FT's POW Letters Home - Under Construction

Francis Finnegan, Jr

Cony High School - Augusta, Maine

RAMESES: Cony High School Newsletter

Freshman Writers Show 1959-1960

    In a dark closet, resting carelessly on a hook, is an old army shirt, its khaki now spattered with droplets from a hundred shades of paint. There it hangs, resting lazily with its many memories. Its life really began on the shelf of an army supply depot where one day it was picked up by a young officer of the Air Corps.
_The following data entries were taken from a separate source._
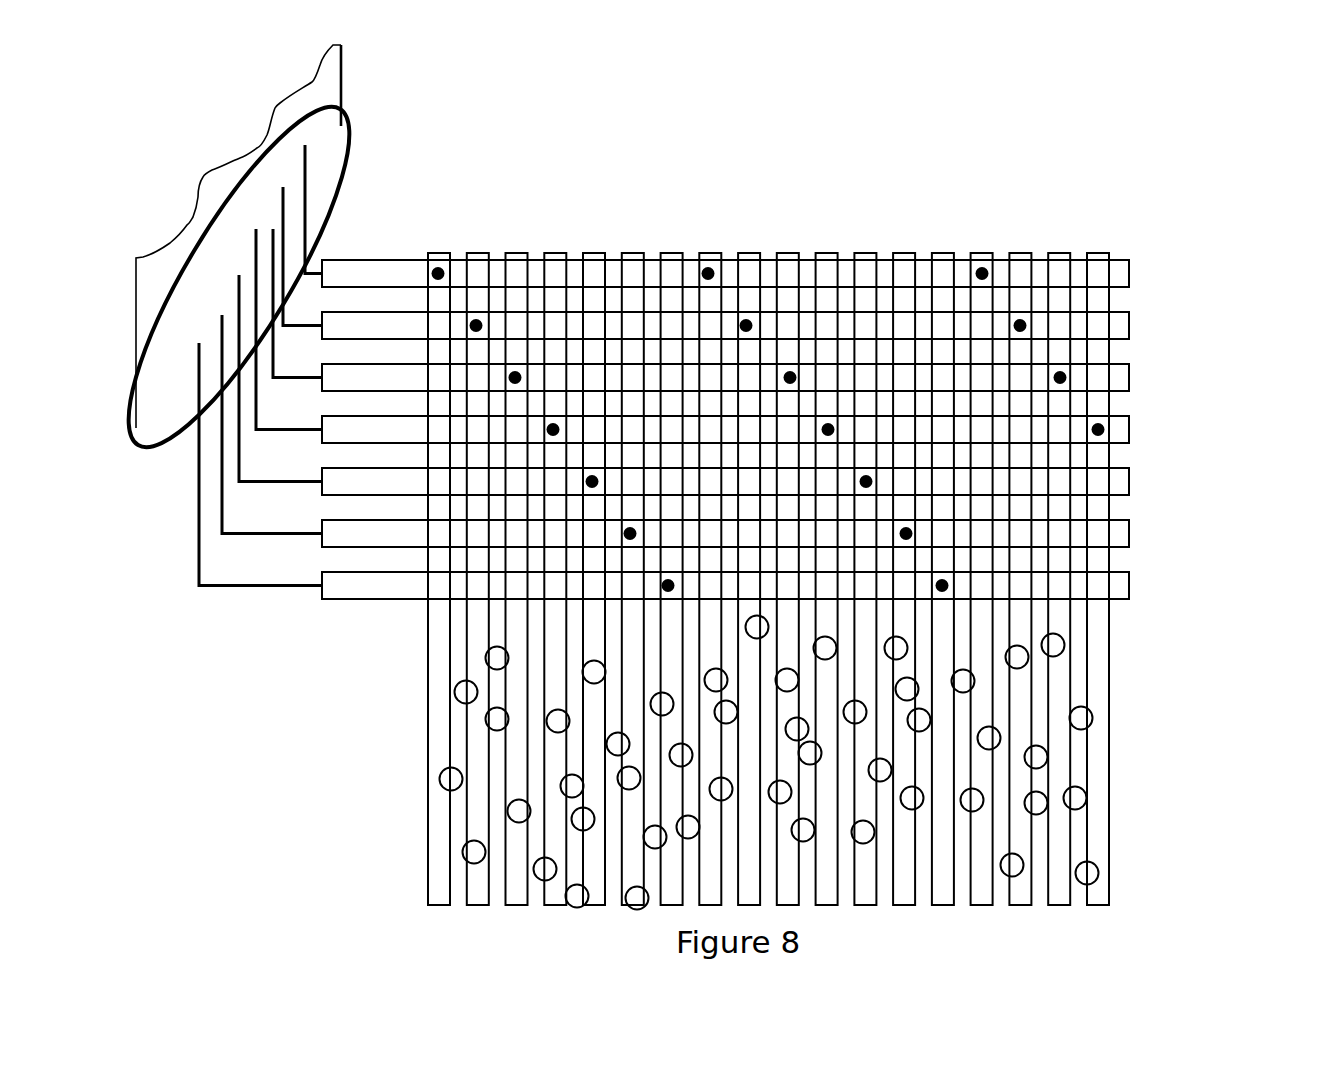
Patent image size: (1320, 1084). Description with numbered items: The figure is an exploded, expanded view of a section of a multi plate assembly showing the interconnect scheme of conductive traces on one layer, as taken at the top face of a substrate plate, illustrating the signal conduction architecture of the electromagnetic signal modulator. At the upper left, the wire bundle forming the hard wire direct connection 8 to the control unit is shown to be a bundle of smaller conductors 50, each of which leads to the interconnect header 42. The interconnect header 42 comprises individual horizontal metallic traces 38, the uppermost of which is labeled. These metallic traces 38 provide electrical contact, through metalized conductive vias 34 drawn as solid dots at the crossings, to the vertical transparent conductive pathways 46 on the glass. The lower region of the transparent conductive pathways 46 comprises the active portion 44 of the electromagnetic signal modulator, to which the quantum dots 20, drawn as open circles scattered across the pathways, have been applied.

The hard wire direct connection 8 is at (342, 109).
The quantum dots 20 is at (1093, 858).
The metal vias 34 is at (438, 273).
The metallic traces 38 is at (798, 252).
The interconnect header 42 is at (798, 408).
The active portion 44 is at (407, 622).
The transparent conductive pathways 46 is at (1098, 753).
The smaller conductors 50 is at (260, 593).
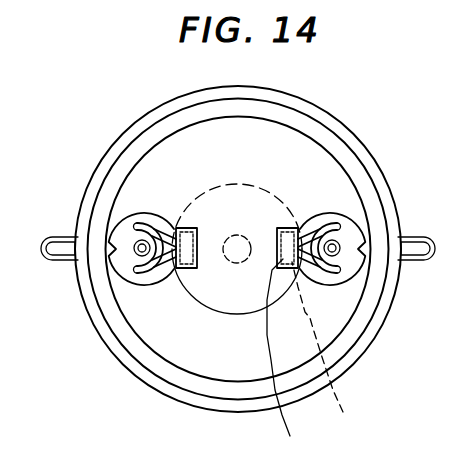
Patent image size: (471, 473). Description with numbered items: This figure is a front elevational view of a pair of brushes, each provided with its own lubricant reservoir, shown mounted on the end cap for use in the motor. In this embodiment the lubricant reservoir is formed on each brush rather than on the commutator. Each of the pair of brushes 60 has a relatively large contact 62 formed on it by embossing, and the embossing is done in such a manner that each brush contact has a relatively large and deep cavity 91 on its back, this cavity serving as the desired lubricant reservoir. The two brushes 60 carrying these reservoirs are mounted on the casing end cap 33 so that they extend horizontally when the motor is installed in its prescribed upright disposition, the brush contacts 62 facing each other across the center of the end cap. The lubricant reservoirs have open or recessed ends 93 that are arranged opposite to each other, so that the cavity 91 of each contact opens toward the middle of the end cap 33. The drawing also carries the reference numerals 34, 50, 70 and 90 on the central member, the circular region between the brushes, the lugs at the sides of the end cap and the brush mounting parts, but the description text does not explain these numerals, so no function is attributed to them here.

The casing end cap 33 is at (252, 103).
The central shaft 34 is at (237, 235).
The rotatable disc 50 is at (230, 316).
The brush 60 is at (143, 285).
The contact 62 is at (297, 230).
The mounting lug 70 is at (410, 236).
The latch engaging bracket 90 is at (183, 230).
The cavity 91 is at (333, 344).
The open or recessed end 93 is at (294, 354).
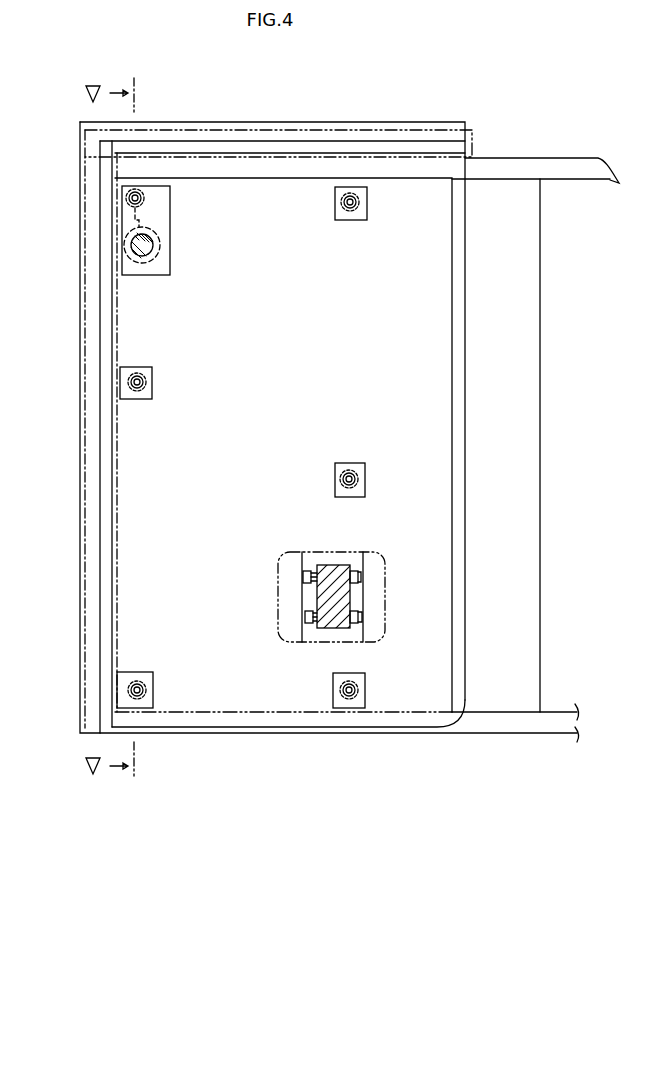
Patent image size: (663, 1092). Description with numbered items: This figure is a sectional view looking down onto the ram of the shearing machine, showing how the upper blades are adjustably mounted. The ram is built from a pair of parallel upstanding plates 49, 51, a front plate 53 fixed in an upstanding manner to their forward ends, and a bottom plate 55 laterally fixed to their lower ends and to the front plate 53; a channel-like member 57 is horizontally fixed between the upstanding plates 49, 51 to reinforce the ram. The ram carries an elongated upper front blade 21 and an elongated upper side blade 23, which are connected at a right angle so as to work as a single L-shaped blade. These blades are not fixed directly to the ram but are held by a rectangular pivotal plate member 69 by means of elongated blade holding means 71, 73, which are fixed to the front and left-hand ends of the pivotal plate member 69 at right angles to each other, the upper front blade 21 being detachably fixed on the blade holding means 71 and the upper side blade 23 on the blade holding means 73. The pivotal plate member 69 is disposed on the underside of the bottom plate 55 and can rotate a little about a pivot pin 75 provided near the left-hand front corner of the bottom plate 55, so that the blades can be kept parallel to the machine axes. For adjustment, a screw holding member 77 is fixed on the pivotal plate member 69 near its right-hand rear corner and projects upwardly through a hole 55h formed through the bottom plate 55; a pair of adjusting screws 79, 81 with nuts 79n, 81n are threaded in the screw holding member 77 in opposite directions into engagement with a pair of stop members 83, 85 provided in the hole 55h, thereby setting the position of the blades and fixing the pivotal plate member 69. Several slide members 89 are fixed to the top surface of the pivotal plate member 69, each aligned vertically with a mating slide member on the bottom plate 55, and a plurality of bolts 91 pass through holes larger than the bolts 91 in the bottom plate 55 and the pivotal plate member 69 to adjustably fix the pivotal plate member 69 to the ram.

From that day on its adventures began.  Under a fur-lined flying jacket month after month it roared off the dusky baked clay of the Egyptian desert on another bombing run. Once, routinely unloading their cargo of bombs in the mist of whizzing flak, an engine sputtered, hit by that same whizzing flak. In a careening dive the shirt plummeted downwards, gliding to a shattering crash not two hundred feet from the guns that shot it down. In rickety old German trains, the shirt traveled as a German prisoner of war. After four miserable years, the shirt fell limply around a body which had eaten everything from Red Cross packages to cat stew as they again rumbled along in overpacked boxcars. But this time the shirt was heading for freedom. Faithfully it arrived home now to serve its owner in another way. Now it guards him against the spattering of paint. Yes, in a dark closet resting carelessly on a hook, there lies a shirt.